Public relations, marketing and business people tend to focus heavily on winning rather than understanding. Negotiations with clients can sometimes get frosty and arguments with colleagues can get heated instead of creative. The culprit of all these, is the simple word –‘but.’
It’s hard to think of a word that triggers more reactivity and drains more trust from conversation. Notice how often you hear it (and say it) when you’re negotiating or arguing.
Notice how this one word changes the temperature and tone in the moment. Eliminate this word from your dictionary and see how quickly you will become a more amiable Public Relations professional and an overall better person.
Here are 3 ways to expel the word “but” from your vocabulary:
Focus on what’s said before “but.”
In any argument or negotiation, the other side is likely to make positive offers of agreement or alignment. These are often made spontaneously and usually followed by “but.” (“I like parts of your plan, but it’s not going to work.”)
We usually focus reflexively on what comes after “but.” What if instead we engaged what they offered before?
A Harvard Professor was working with a team selling expensive premium logistics software. One sales rep was closing many more deals than her colleagues. He listened to her calls to learn how she was handling pushback on the price.
Essentially, the sales expert listened attentively to everything said that differentiated the product. When people said, “We like your solution, but it’s just too expensive,” she asked, “What do you like about it?” By accepting the positive offer, she shifted the frame from price to value, and prospects who cited specific benefits proved more likely to buy.
Here’s a similar situation, but this time an exchange between a young pastor and an older man in the foyer after church:
Man: “I’d give money to your church, but I don’t like your politics.”
Pastor: “What’s making you feel generous?”
The pastor’s thoughtful move set up a more intimate and fruitful exchange.
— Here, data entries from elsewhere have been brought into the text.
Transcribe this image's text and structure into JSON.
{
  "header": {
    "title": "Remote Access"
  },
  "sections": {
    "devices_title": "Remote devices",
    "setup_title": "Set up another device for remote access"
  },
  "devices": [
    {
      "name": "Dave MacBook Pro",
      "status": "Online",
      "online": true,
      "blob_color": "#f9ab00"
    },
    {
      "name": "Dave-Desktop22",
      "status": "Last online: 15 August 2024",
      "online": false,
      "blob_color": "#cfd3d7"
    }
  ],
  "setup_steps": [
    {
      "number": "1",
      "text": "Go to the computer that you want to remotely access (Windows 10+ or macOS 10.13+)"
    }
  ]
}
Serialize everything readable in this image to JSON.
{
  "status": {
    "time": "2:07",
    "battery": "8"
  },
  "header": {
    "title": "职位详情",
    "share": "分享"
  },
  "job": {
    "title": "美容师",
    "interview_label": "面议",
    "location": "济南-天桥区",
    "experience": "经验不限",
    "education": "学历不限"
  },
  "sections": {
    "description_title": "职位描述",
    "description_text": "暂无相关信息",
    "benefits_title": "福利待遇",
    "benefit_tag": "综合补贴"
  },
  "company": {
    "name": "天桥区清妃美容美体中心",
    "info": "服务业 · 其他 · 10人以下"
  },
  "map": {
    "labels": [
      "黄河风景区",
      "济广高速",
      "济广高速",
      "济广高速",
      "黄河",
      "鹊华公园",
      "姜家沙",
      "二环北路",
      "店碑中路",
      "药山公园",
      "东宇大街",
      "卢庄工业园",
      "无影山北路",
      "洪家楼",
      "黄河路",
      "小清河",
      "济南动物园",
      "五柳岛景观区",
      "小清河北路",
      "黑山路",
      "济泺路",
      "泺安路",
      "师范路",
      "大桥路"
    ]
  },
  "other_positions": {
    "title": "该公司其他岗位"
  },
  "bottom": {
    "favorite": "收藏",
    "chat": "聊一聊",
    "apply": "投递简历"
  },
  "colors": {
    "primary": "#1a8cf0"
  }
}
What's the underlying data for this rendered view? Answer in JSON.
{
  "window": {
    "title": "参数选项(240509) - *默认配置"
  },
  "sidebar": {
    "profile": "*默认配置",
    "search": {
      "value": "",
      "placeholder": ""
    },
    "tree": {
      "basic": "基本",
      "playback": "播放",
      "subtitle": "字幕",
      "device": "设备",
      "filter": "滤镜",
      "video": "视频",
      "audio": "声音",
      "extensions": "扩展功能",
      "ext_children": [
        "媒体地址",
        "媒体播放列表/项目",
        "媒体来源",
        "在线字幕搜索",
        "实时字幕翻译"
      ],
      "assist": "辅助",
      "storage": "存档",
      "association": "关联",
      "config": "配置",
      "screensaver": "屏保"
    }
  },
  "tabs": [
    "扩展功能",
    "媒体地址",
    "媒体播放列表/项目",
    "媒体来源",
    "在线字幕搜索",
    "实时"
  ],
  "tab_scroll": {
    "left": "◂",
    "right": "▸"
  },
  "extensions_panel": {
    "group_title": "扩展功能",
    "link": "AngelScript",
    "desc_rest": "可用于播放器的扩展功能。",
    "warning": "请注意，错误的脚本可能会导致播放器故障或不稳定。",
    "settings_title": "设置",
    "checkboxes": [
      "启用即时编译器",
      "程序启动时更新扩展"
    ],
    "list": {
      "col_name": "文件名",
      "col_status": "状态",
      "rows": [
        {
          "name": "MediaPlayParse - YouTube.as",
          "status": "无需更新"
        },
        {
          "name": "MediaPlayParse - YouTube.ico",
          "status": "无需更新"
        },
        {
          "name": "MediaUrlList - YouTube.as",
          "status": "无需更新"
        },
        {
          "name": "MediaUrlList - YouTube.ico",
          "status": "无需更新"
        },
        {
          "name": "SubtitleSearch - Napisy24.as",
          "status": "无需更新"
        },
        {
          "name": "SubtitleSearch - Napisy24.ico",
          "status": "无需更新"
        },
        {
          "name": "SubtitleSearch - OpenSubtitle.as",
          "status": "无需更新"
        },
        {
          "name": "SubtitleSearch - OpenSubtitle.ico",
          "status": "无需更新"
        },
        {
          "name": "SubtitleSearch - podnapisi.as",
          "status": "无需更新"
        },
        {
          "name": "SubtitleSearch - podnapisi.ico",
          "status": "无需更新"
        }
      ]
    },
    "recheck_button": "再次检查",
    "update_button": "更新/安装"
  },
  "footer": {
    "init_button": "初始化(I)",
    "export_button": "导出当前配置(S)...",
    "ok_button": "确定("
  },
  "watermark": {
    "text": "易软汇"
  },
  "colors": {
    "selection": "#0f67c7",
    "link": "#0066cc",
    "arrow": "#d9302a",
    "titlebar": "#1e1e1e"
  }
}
Prioritizing the positive offer reshuffles the conversation. You can apply this principle of flipping the positive in your daily interactions either with clients or colleagues.
Replace “but” with curiosity.
In the typical argument, your opponent says their piece, and you respond with “but” and insert your encouragement.
What would happen if your next move was genuine curiosity instead? What if you replaced “but” with a question or an invitation? “Say more about that. I want to make sure I see how this looks to you.” Or, “Why do you suppose we get so worked up talking about this issue?”
Trying to understand the values beneath the other person’s point of view demonstrates vulnerability and receptiveness. It pre-empts antagonism, in part by offering your neighbor airtime, the currency of debate.
He put the truth on the table because someone saw his emotion as a signal of an unexpressed value and invited him to share it. This move made way for a conversation about new responsibilities for the support team.
If you’ll allow one move to honor the other person’s unexpressed value, you’ll likely have a deeper conversation than you’re used to.
Just Stop talking
At one financial services firm, the visionary CEO and his chief marketing officer were advocating an ambitious digital transformation initiative to keep the company competitive. The other executives refused to support the plan, arguing that they couldn’t afford it.
Finally, the CEO said, “You’re saying the board needs to see how we’re calculating the return on this investment.” He paused. Then he said, “I agree.”
He didn’t add “but.” He simply stopped talking.
This move is powerful and all too rare in debate — and it’s simple: Acknowledge agreement when you see it, and make your acknowledgment your whole turn in the conversation. Signaling that you’ve understood suspends antagonism for a moment.
We’re often afraid that if we express agreement, the other party will press their advantage, when in fact agreement is a magic move that builds the bit of trust that can transform the exchange.